Integrated photonics has achieved great success since the idea was proposed by Dr. Stewart E. Miller in 1969. Various materials and technologies have been developed to realize photonic integrated devices for many applications, including next-generation optical networks, optical interconnects, wavelength division multiplexed (WDM) systems, coherent transceivers, and lab-on-a-chip. Large-scale photonic integrated circuits (LS-PICs) are now becoming very promising to achieve improved performance, reduced device footprints, low package costs, and low power consumption. However, the progress on LS-PICs is still quite limited. While fewer components are required to realize certain functionalities in photonics, compared to electronics, those components are based on different or even incompatible materials, e.g., silicon, silica, and compound semiconductors. Finding a better substrate to accommodate all required components with decent performance that can be fabricated in a low-cost, high-volume fashion is the key to building complex LS-PICs.

Currently the focus is on silicon and InP substrate technologies. InP is conventionally regarded as the platform for LS-PICs, since both passive and active components can be enabled on the same substrate. In recent years, silicon-based PICs have gained more popularity because of their compatibility with mature CMOS technologies with excellent processing control, low cost, and high-volume processing. Furthermore, ultracompact silicon photonic integrated devices can be realized due to the ultrahigh index contrast. However, the indirect bandgap nature of the silicon is still the biggest hurdle to integrating active PICs with lasers, as well as the photodetectors on it. Recent progress in heterogeneous integration by combining different materials provides a promising solution. Great results have been demonstrated, but challenges still exist. Therefore, it is interesting to have a discussion on the challenges and perspectives for integrated photonics by organizing this special issue. This special issue includes five invited review articles on the state of the art for integrated photonics.

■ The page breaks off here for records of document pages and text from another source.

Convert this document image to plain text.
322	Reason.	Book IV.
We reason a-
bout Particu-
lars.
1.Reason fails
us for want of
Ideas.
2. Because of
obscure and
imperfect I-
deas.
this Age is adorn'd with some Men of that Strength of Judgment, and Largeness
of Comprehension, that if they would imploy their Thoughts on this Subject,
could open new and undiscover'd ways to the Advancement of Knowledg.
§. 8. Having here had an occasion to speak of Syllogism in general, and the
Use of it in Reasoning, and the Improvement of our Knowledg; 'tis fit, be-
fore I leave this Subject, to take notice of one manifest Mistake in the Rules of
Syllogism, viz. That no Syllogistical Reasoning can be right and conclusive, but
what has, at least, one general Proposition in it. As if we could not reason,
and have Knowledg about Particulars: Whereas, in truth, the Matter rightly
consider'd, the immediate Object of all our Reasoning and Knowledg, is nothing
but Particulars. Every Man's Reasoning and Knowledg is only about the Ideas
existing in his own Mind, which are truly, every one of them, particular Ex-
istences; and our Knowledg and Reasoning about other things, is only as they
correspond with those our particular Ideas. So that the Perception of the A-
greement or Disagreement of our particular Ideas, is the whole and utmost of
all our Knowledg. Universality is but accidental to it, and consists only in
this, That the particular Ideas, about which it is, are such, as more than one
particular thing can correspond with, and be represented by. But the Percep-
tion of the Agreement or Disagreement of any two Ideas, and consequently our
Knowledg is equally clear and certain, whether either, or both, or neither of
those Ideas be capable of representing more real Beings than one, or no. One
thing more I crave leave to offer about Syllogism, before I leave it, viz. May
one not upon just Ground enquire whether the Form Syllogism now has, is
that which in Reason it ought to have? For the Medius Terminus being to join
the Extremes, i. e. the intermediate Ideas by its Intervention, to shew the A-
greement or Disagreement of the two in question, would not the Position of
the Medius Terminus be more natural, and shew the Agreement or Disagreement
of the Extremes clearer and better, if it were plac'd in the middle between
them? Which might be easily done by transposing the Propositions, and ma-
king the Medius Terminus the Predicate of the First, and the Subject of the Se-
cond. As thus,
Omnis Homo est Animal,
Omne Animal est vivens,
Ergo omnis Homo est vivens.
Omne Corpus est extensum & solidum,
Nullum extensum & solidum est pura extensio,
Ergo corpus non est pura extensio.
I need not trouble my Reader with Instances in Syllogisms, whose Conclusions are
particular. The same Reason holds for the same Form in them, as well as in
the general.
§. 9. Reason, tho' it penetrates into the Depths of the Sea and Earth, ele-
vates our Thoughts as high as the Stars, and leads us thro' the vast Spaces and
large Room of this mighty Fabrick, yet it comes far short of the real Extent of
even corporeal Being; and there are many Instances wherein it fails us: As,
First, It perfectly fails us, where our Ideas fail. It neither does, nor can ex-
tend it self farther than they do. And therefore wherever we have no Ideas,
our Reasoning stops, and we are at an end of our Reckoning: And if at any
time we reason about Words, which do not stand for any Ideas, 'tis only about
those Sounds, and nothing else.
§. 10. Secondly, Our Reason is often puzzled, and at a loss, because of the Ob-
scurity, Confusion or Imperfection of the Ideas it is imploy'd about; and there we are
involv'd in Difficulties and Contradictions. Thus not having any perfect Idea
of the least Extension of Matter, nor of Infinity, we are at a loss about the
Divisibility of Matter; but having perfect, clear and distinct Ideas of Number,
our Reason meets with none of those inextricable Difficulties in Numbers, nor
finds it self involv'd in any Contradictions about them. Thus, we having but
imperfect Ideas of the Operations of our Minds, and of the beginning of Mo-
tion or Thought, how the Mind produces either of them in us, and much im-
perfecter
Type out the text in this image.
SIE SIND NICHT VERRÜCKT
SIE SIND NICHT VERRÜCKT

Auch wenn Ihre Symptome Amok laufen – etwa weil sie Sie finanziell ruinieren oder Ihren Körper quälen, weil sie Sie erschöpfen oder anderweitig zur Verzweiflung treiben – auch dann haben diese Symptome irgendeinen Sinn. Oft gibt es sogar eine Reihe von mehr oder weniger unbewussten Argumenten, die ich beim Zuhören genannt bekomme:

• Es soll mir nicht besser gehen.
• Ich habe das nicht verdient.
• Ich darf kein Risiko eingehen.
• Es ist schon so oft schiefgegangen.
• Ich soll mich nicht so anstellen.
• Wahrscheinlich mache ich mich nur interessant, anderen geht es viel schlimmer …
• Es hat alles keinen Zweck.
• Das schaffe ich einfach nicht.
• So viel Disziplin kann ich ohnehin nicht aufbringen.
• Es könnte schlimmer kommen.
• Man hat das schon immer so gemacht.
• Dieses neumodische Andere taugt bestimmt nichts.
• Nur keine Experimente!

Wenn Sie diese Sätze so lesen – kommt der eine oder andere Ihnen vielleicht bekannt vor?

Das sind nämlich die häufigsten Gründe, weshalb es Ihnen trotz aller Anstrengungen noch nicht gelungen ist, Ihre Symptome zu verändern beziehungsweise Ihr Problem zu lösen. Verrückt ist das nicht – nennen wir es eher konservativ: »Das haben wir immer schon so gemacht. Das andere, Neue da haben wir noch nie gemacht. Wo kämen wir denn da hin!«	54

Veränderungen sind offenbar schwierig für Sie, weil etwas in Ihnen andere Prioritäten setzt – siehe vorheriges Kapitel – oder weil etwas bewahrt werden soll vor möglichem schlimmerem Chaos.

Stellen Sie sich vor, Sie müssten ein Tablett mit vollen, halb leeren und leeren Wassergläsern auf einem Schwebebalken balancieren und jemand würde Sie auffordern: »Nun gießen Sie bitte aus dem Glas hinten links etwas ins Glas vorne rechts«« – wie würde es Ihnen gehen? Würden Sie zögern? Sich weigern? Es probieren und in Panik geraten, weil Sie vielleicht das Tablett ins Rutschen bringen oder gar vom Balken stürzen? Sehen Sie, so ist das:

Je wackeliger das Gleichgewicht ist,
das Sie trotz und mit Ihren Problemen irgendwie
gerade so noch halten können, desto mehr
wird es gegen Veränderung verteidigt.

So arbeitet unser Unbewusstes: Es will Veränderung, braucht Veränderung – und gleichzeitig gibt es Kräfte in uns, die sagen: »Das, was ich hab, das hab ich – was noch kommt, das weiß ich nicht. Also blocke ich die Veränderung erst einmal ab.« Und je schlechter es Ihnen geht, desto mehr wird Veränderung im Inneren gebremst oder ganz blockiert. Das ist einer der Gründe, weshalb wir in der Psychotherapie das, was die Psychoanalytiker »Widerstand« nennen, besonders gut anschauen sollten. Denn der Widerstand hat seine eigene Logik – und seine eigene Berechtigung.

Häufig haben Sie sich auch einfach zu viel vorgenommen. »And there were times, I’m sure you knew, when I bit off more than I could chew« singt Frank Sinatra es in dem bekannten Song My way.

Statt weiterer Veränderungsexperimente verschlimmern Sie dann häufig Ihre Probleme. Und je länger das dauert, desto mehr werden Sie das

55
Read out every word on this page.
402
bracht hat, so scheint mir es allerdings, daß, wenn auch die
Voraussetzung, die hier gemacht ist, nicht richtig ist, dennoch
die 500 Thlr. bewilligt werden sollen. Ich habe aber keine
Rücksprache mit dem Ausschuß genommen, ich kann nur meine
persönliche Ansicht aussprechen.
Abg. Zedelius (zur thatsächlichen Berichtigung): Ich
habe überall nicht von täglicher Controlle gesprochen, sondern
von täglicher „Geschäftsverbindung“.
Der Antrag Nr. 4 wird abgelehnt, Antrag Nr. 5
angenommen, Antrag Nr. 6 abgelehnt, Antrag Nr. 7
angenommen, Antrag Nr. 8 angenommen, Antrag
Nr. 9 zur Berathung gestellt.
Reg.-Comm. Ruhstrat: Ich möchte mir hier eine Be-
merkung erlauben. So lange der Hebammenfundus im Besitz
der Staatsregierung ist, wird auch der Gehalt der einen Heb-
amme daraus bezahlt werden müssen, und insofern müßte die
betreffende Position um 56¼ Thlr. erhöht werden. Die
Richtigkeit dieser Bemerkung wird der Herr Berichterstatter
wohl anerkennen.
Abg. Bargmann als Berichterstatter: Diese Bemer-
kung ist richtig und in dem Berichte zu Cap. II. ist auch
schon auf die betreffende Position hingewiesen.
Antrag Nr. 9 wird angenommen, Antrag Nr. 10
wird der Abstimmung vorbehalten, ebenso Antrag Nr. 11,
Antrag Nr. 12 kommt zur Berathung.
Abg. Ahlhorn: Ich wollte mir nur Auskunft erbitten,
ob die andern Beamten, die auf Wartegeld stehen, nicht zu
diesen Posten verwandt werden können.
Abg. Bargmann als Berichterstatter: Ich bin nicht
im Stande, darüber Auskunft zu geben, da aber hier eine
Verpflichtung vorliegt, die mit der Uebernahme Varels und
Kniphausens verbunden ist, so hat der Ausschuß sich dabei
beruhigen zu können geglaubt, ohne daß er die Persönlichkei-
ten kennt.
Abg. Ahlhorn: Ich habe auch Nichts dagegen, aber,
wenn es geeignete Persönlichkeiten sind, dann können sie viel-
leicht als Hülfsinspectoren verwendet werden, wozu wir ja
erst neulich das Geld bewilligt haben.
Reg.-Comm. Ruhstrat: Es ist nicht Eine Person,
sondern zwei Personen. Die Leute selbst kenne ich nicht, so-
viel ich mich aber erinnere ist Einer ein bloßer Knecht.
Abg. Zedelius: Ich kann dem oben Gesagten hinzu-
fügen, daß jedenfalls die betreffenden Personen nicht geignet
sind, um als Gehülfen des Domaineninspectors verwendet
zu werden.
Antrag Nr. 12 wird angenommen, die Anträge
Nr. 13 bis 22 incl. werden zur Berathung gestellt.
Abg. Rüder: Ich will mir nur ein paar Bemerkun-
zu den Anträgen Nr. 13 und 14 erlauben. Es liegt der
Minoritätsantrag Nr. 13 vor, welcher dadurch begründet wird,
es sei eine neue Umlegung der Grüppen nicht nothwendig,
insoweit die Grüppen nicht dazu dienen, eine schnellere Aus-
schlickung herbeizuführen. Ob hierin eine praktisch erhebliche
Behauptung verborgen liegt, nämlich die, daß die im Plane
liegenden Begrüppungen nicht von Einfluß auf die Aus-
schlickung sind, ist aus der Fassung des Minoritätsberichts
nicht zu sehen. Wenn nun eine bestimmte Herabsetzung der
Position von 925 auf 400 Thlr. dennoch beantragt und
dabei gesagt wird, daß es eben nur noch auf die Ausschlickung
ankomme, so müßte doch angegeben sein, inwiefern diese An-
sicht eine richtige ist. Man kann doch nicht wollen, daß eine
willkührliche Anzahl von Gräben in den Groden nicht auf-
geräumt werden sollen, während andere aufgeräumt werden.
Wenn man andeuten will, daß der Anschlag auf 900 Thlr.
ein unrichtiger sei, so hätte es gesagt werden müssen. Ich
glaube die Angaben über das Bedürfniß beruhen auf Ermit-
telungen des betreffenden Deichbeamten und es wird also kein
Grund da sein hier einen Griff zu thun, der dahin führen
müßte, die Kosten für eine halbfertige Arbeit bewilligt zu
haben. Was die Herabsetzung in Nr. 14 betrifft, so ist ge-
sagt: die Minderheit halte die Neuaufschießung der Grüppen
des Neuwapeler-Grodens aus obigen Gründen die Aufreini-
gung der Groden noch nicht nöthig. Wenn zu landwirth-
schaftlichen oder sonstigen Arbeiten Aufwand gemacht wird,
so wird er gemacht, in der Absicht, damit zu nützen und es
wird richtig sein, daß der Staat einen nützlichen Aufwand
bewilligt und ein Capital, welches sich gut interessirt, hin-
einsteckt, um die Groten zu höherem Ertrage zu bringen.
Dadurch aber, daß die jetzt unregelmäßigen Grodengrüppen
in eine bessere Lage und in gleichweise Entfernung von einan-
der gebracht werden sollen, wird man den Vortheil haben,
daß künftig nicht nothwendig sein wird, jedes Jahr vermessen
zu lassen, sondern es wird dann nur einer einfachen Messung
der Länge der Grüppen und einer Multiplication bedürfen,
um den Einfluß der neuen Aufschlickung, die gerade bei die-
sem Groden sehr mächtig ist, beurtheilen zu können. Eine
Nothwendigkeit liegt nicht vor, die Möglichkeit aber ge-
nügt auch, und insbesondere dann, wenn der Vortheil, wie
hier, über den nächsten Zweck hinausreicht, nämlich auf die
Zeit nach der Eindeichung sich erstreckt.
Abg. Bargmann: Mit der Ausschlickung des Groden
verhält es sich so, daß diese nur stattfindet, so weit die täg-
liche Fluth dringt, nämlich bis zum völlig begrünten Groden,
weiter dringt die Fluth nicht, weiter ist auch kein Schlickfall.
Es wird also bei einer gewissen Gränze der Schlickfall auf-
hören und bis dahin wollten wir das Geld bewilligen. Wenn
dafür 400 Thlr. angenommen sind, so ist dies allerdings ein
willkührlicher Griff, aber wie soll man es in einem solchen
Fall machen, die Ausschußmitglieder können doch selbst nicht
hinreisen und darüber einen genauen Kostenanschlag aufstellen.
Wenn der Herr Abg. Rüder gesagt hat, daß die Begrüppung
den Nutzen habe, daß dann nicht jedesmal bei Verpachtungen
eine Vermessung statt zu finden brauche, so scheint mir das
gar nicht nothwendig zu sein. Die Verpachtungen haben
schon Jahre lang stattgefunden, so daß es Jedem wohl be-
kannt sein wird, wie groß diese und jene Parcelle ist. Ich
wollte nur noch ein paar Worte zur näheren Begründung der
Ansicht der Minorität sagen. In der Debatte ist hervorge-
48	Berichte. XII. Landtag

The first invited review article is from Prof. John E. Bowers’ group at the University of California, Santa Barbara, California. This paper gives a review of the recent advances in the field of heteroepitaxially grown quantum dot lasers on silicon. The device performance, reliability, and comparison with similar quantum-well lasers grown on silicon are discussed. The potential to build such a scalable, compact, and low-power consumption quantum dot nanolaser on silicon for future short-reach silicon photonics interconnects is also discussed.

The second invited review article is from Prof. Andrew W. Poon’s group at the Hong Kong University of Science and Technology, China. This paper reviews the state of the art and the perspectives on silicon and hybrid silicon photonic devices for optical interconnects in datacenters. The recent developments, the remaining challenges, and key issues for on-chip hybrid silicon microlasers, WDM transmitters, and silicon photonic switch fabrics for intra-datacenters are described.

The third invited review article is from Prof. Zhiping Zhou’s group at Peking University, China. This paper gives a review of silicon photonic devices and their performance in connection with energy consumption. Particularly, the authors have discussed the strategies to reduce the influence of the thermo-optic effect, increase the wall-plug efficiency of lasers on silicon, optimize energy performance of modulators, and enhance the sensitivity of photodetectors.

The fourth invited review article is from Prof. Roel Baets’ group at Ghent University, Belgium. This paper gives a review for silicon and silicon nitride (${\mathrm{Si}}_3{\mathrm{N}}_4$) integrated photonics for sensing applications, ranging from refractive index to spectroscopic sensing. Approaches such as waveguide-based absorption and Raman and surface-enhanced Raman spectroscopy are discussed. The authors have also discussed on-chip spectrometers and on-chip broadband light sources covering from the very near-IR to the mid-IR spectrum to realize fully integrated spectroscopic systems on a chip.

The fifth invited review article is from Prof. M. K. Smit and Prof. K. A. Williams’ group at Eindhoven University of Technology, The Netherlands. This article focuses on InP integrated photonics, which enables the monolithic integration of high-performance amplifiers, lasers, modulators, and detectors in combination with interferometers. The authors give a review of the current status in InP integrated photonics and the efforts to integrate the next generation of high-performance functionality on a common substrate using a generic methodology.

These collected invited review articles cover the topics of silicon photonics, III–V PICs, and hybrid silicon/III I–V photonic devices for the applications of optical communications/interconnects and optical sensing. The editors believe that these excellent articles will be very helpful for researchers working in this field, including young scientists and students.